Prioritize Minority Classes: Boost low Macro F1 (0.4431) with advanced data augmentation.
Optimize for Production: Use lighter variants (DistilBERT/RoBERTa-base) and quantization (e.g., ONNX) for low-latency Streamlit deployment.
Risk Mitigation: Add binary "AfyaMind Alert" classifier for high-risk (sadness + fear) texts.
Emotion-to-Action Framework: Define responses per emotion (e.g., High Joy: "Share a success story").
Monitoring: Track data/model drift; alert on 5% Micro F1 drop.
Document Ambiguities: Analyze top co-occuring emotion pairs for UX insights.
Model Selection: The RoBERTA deep learning model ultimately achieved the best balance of performance, with a Micro F1 score of 0.579, slightly outperforming the best classical machine learning model, Linear SVC (F1 score of 0.5532).
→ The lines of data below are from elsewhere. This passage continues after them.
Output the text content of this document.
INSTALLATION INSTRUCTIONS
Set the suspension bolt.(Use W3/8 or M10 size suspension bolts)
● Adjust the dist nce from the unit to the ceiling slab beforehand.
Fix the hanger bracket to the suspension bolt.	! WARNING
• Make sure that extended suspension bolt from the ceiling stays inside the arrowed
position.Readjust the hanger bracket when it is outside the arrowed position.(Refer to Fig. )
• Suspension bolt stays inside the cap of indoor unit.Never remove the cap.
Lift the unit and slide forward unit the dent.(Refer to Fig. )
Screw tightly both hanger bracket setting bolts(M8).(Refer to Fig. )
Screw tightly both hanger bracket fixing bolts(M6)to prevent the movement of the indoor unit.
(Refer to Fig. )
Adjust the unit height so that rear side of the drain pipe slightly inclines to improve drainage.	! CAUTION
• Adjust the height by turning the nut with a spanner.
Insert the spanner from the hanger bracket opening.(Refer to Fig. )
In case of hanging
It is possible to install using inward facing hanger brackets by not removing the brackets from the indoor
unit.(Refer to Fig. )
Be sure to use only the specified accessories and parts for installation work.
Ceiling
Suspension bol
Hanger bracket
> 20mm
Overall Performance: The moderate F1 scores across all models highlight the inherent complexity of multi-label emotion classification, which is challenging due to overlapping emotions, varying text complexity, and significant class imbalance in the dataset.
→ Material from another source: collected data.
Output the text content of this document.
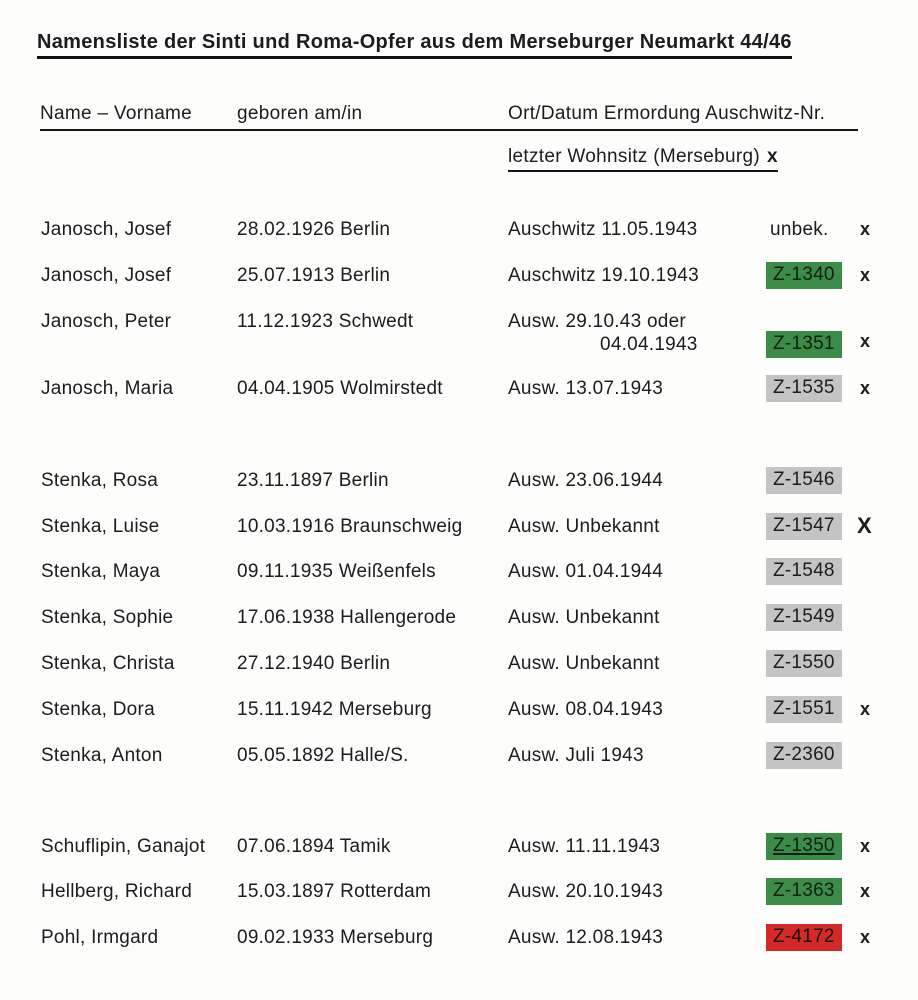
Namensliste der Sinti und Roma-Opfer aus dem Merseburger Neumarkt 44/46
Name – Vorname geboren am/in	Ort/Datum Ermordung Auschwitz-Nr.
letzter Wohnsitz (Merseburg) x
Janosch, Josef	28.02.1926 Berlin	Auschwitz 11.05.1943	unbek. x
Janosch, Josef	25.07.1913 Berlin	Auschwitz 19.10.1943	Z-1340	x
Janosch, Peter	11.12.1923 Schwedt	Ausw. 29.10.43 oder
04.04.1943	Z-1351	x
Janosch, Maria	04.04.1905 Wolmirstedt	Ausw. 13.07.1943	Z-1535	x
Stenka, Rosa	23.11.1897 Berlin	Ausw. 23.06.1944	Z-1546
Stenka, Luise	10.03.1916 Braunschweig Ausw. Unbekannt	Z-1547	X
Stenka, Maya	09.11.1935 Weißenfels	Ausw. 01.04.1944	Z-1548
Stenka, Sophie	17.06.1938 Hallengerode	Ausw. Unbekannt	Z-1549
Stenka, Christa	27.12.1940 Berlin	Ausw. Unbekannt	Z-1550
Stenka, Dora	15.11.1942 Merseburg	Ausw. 08.04.1943	Z-1551	x
Stenka, Anton	05.05.1892 Halle/S.	Ausw. Juli 1943	Z-2360
Schuflipin, Ganajot 07.06.1894 Tamik	Ausw. 11.11.1943	Z-1350	x
Hellberg, Richard 15.03.1897 Rotterdam	Ausw. 20.10.1943	Z-1363	x
Pohl, Irmgard	09.02.1933 Merseburg	Ausw. 12.08.1943	Z-4172	x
Class Imbalance Handling: Applying class weights resulted in only marginal improvement for the Logistic Regression model and no significant change for Linear SVC, suggesting that the chosen models inherently manage moderate imbalance reasonably well or that more advanced deep learning techniques are required to significantly address the minority classes.